Mark the operator zone on the floor surrounding the machine. No one, other than the operator, should be present within that boundary while work is being performed on that machine.

Keep a safe clearance between yourself and any spinning bit, blade, abrasive disc or grinding wheel. For example, always use a push stick to keep your hand from coming close to a spinning table-saw blade, and never position your hands in the same vertical plane as the blade.

Never try to stop a free-spinning workpiece with a tool or your hand. Never stop a spinning machine part, such as a chuck, disc, blade or bit.

Allow a machine to come to a complete stop before making major adjustments (i.e., adjustments that involve more than turning a hand wheel or rotating a speed-control dial).

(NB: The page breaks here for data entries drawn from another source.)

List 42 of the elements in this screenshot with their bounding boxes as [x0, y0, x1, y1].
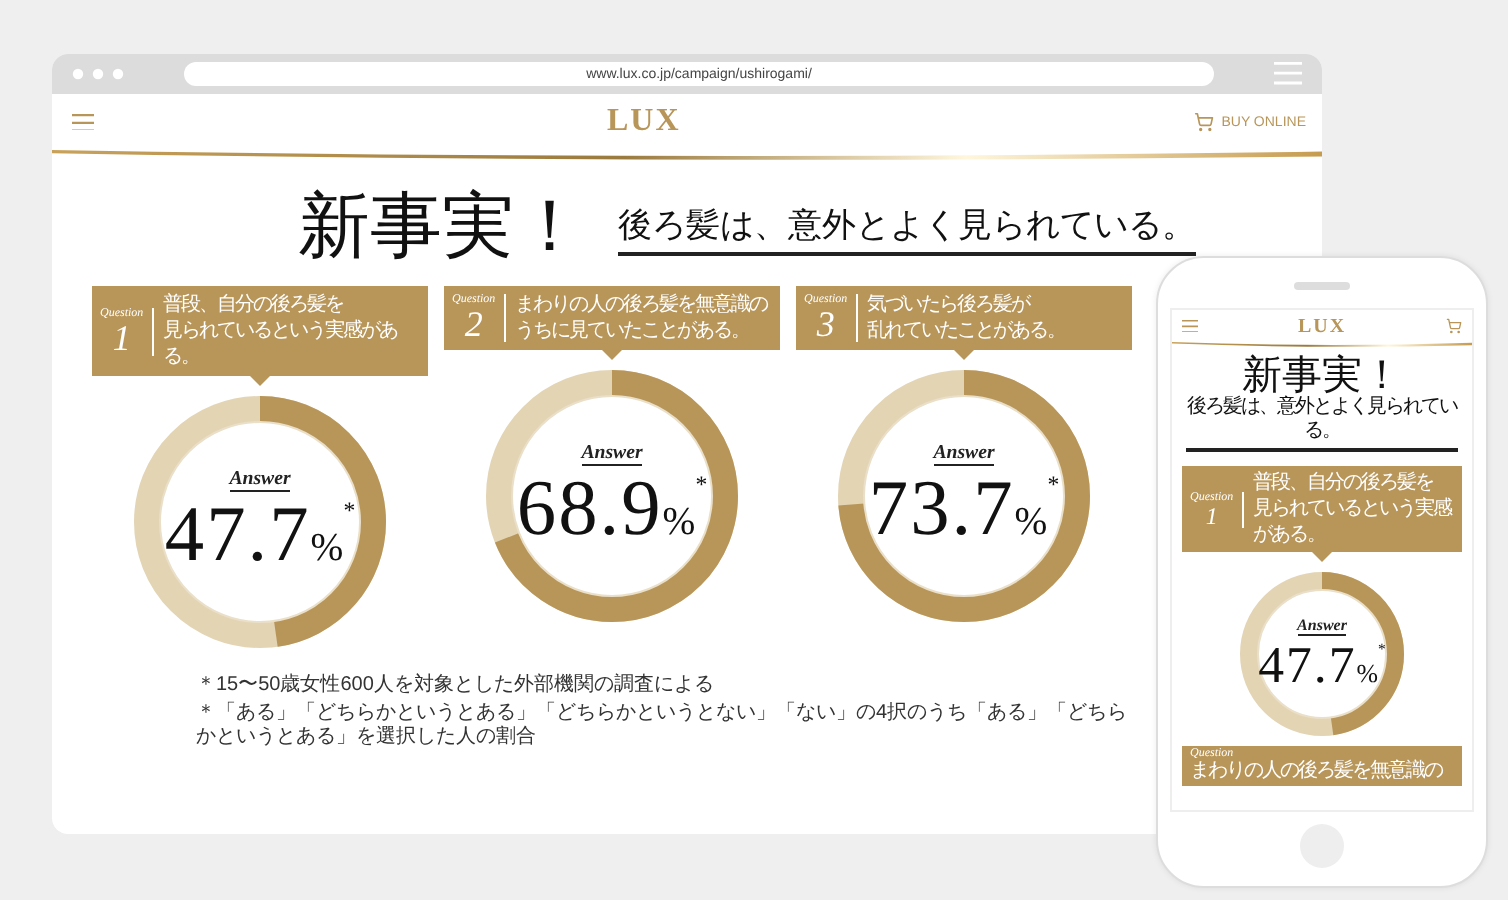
answer-label: Answer — [1297, 616, 1347, 637]
percent-sign: % — [310, 526, 344, 573]
answer-value: 73.7 — [868, 470, 1015, 550]
question-text: まわりの人の後ろ髪を無意識の — [1190, 760, 1442, 784]
cart-icon[interactable] — [1446, 318, 1462, 334]
question-text: 見られているという実感がある。 — [1253, 496, 1454, 548]
answer-label: Answer — [581, 442, 643, 467]
answer-label: Answer — [229, 468, 291, 493]
cart-icon — [1193, 112, 1214, 132]
brand-logo[interactable]: LUX — [606, 104, 681, 140]
question-text: うちに見ていたことがある。 — [515, 318, 752, 344]
question-text: 見られているという実感がある。 — [163, 318, 400, 370]
footnote-mark: * — [1047, 470, 1060, 501]
question-number: 3 — [816, 306, 835, 342]
percent-sign: % — [1014, 500, 1048, 547]
question-text: まわりの人の後ろ髪を無意識の — [515, 292, 768, 318]
question-text: 気づいたら後ろ髪が — [867, 292, 1033, 318]
answer-value: 68.9 — [516, 470, 663, 550]
question-text: 普段、自分の後ろ髪を — [163, 292, 346, 318]
phone-speaker — [1294, 282, 1350, 290]
question-text: 乱れていたことがある。 — [867, 318, 1066, 344]
question-number: 2 — [464, 306, 483, 342]
percent-sign: % — [662, 500, 696, 547]
brand-logo[interactable]: LUX — [1297, 315, 1347, 337]
window-dots-icon — [72, 68, 124, 80]
answer-label: Answer — [933, 442, 995, 467]
footnote-mark: * — [695, 470, 708, 501]
headline-subtitle: 後ろ髪は、意外とよく見られている。 — [1186, 396, 1458, 452]
menu-icon[interactable] — [72, 113, 94, 131]
question-number: 1 — [1205, 503, 1218, 527]
answer-value: 47.7 — [164, 496, 311, 576]
footnote: ＊15〜50歳女性600人を対象とした外部機関の調査による — [196, 674, 716, 698]
headline-title: 新事実！ — [1242, 356, 1402, 396]
menu-icon[interactable] — [1182, 319, 1198, 333]
footnote: ＊「ある」「どちらかというとある」「どちらかというとない」「ない」の4択のうち「ある」「どちらかというとある」を選択した人の割合 — [196, 702, 1130, 750]
question-number: 1 — [112, 319, 131, 355]
answer-value: 47.7 — [1258, 640, 1357, 692]
percent-sign: % — [1356, 658, 1379, 691]
headline-subtitle: 後ろ髪は、意外とよく見られている。 — [618, 202, 1196, 256]
question-text: 普段、自分の後ろ髪を — [1253, 470, 1436, 496]
headline-title: 新事実！ — [298, 190, 586, 262]
footnote-mark: * — [343, 496, 356, 527]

Do not use compressed air to clean stationary machines or the workpiece during operation or maintenance, because this technique can send sharp metal, dust or other debris flying. Instead, use a shop brush and, where appropriate, a shop vacuum.

Safe Shop-Keeping Practices

Light the shop area evenly, from above and from the sides.

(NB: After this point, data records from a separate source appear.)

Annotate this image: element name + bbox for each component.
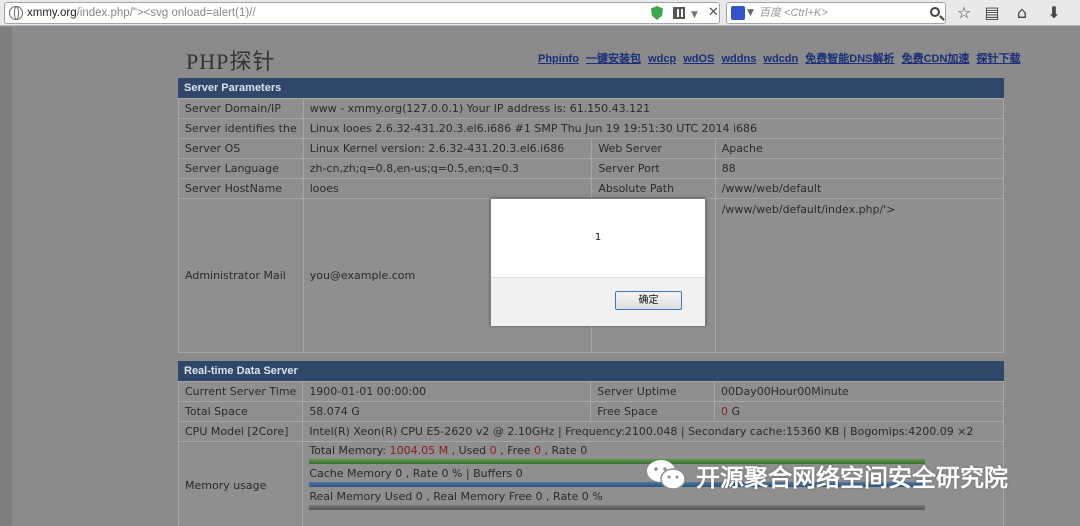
url-text[interactable]: xmmy.org/index.php/"><svg onload=alert(1… — [27, 3, 256, 23]
table-row: Total Space 58.074 G Free Space 0 G — [177, 401, 1004, 422]
server-time-value: 1900-01-01 00:00:00 — [302, 381, 592, 402]
shield-icon[interactable] — [651, 6, 663, 20]
mem-total-prefix: Total Memory: — [309, 444, 390, 457]
table-row: Current Server Time 1900-01-01 00:00:00 … — [177, 381, 1004, 402]
qr-code-icon[interactable] — [673, 7, 685, 19]
alert-dialog: 1 确定 — [490, 198, 706, 326]
url-bar[interactable]: xmmy.org/index.php/"><svg onload=alert(1… — [4, 2, 720, 24]
uptime-label: Server Uptime — [590, 381, 715, 402]
page-title: PHP探针 — [186, 49, 276, 74]
port-label: Server Port — [591, 158, 716, 179]
table-row: Server identifies the Linux looes 2.6.32… — [178, 118, 1005, 139]
mem-free-prefix: , Free — [496, 444, 534, 457]
close-icon[interactable]: ✕ — [708, 3, 719, 23]
cpu-label: CPU Model [2Core] — [177, 421, 304, 442]
nav-link-wdos[interactable]: wdOS — [683, 53, 714, 65]
real-memory-bar — [309, 505, 926, 510]
url-path: /index.php/"> — [76, 7, 144, 19]
uptime-value: 00Day00Hour00Minute — [714, 381, 1004, 402]
mem-total-value: 1004.05 M — [389, 444, 449, 457]
download-icon[interactable]: ⬇ — [1044, 3, 1064, 23]
nav-link-wdcp[interactable]: wdcp — [648, 53, 676, 65]
free-space-unit: G — [728, 405, 741, 418]
nav-link-free-dns[interactable]: 免费智能DNS解析 — [805, 53, 894, 65]
mem-used-value: 0 — [489, 444, 497, 457]
wechat-icon — [647, 460, 686, 490]
port-value: 88 — [714, 158, 1005, 179]
probe-path-value: /www/web/default/index.php/'> — [714, 198, 1005, 353]
alert-message: 1 — [594, 232, 602, 243]
webserver-label: Web Server — [591, 138, 716, 159]
star-icon[interactable]: ☆ — [954, 3, 974, 23]
search-placeholder[interactable]: 百度 <Ctrl+K> — [759, 3, 828, 23]
watermark: 开源聚合网络空间安全研究院 — [640, 456, 1080, 496]
cpu-value: Intel(R) Xeon(R) CPU E5-2620 v2 @ 2.10GH… — [302, 421, 1004, 442]
os-value: Linux Kernel version: 2.6.32-431.20.3.el… — [302, 138, 593, 159]
nav-link-wddns[interactable]: wddns — [721, 53, 756, 65]
total-space-value: 58.074 G — [302, 401, 592, 422]
url-domain: xmmy.org — [27, 7, 77, 19]
left-strip — [0, 27, 12, 526]
browser-toolbar: xmmy.org/index.php/"><svg onload=alert(1… — [0, 0, 1080, 26]
table-row: Server OS Linux Kernel version: 2.6.32-4… — [178, 138, 1005, 159]
hostname-value: looes — [302, 178, 593, 199]
identifies-label: Server identifies the — [178, 118, 304, 139]
nav-link-install-package[interactable]: 一键安装包 — [586, 53, 641, 65]
memory-label: Memory usage — [177, 441, 304, 526]
admin-label: Administrator Mail — [178, 198, 304, 353]
realtime-header: Real-time Data Server — [178, 361, 1004, 381]
nav-link-probe-download[interactable]: 探针下载 — [977, 53, 1021, 65]
language-value: zh-cn,zh;q=0.8,en-us;q=0.5,en;q=0.3 — [302, 158, 593, 179]
home-icon[interactable]: ⌂ — [1012, 3, 1032, 23]
table-row: Server HostName looes Absolute Path /www… — [178, 178, 1005, 199]
free-space-value: 0 G — [714, 401, 1004, 422]
free-space-number: 0 — [721, 405, 728, 418]
table-row: Server Language zh-cn,zh;q=0.8,en-us;q=0… — [178, 158, 1005, 179]
engine-dropdown-icon[interactable]: ▼ — [747, 3, 754, 23]
mem-used-prefix: , Used — [448, 444, 490, 457]
realtime-section: Real-time Data Server Current Server Tim… — [177, 361, 1004, 526]
nav-link-free-cdn[interactable]: 免费CDN加速 — [902, 53, 970, 65]
mem-free-value: 0 — [534, 444, 541, 457]
nav-link-phpinfo[interactable]: Phpinfo — [538, 53, 579, 65]
webserver-value: Apache — [714, 138, 1005, 159]
nav-links: Phpinfo 一键安装包 wdcp wdOS wddns wdcdn 免费智能… — [538, 50, 1025, 66]
os-label: Server OS — [178, 138, 304, 159]
mem-rate: , Rate 0 — [541, 444, 588, 457]
free-space-label: Free Space — [590, 401, 715, 422]
realtime-table: Current Server Time 1900-01-01 00:00:00 … — [177, 381, 1004, 526]
abspath-value: /www/web/default — [714, 178, 1005, 199]
domain-label: Server Domain/IP — [178, 98, 304, 119]
url-payload: <svg onload=alert(1)// — [143, 7, 256, 19]
server-parameters-header: Server Parameters — [178, 78, 1004, 98]
server-time-label: Current Server Time — [177, 381, 304, 402]
search-engine-icon[interactable] — [731, 6, 745, 20]
hostname-label: Server HostName — [178, 178, 304, 199]
globe-icon — [9, 6, 23, 20]
table-row: CPU Model [2Core] Intel(R) Xeon(R) CPU E… — [177, 421, 1004, 442]
domain-value: www - xmmy.org(127.0.0.1) Your IP addres… — [302, 98, 1005, 119]
language-label: Server Language — [178, 158, 304, 179]
dropdown-arrow-icon[interactable]: ▼ — [691, 5, 698, 25]
abspath-label: Absolute Path — [591, 178, 716, 199]
identifies-value: Linux looes 2.6.32-431.20.3.el6.i686 #1 … — [302, 118, 1005, 139]
alert-footer: 确定 — [491, 277, 705, 326]
search-icon[interactable] — [930, 7, 940, 17]
watermark-text: 开源聚合网络空间安全研究院 — [696, 464, 1008, 492]
nav-link-wdcdn[interactable]: wdcdn — [763, 53, 798, 65]
library-icon[interactable]: ▤ — [982, 3, 1002, 23]
total-space-label: Total Space — [177, 401, 304, 422]
ok-button[interactable]: 确定 — [615, 291, 682, 310]
table-row: Server Domain/IP www - xmmy.org(127.0.0.… — [178, 98, 1005, 119]
search-bar[interactable]: ▼ 百度 <Ctrl+K> — [726, 2, 946, 24]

Stabilize workbenches so they don’t shift under load or while performing work operations.

Sweep floors and aisles so they are clear of sawdust, metal chips, filings or any debris that could cause someone to slip. Stop work periodically to clean the floor and clear off workbenches.

Position a fire extinguisher and a first-aid kit in a location that is easily and rapidly accessible.

Heating, cooling or ventilation should be appropriate to the workspace. That is, heaters, blowers and fan motors should not pose a risk of combustion to solvents, chemicals or combustible gases. In an enclosed shop space, never use a combustion heater that is not rated for indoor use.

Improve slippery concrete floor surfaces with nonslip coatings, floor mats or abrasive tape.

Store combustibles in a metal cabinet rated for flammable-materials storage.

Soak oily rags in water and dispose of them as soon as possible, or dispose of them in a sealed-lid trash can rated for oily-waste disposal. Oily rags can catch fire when piled haphazardly in a bin.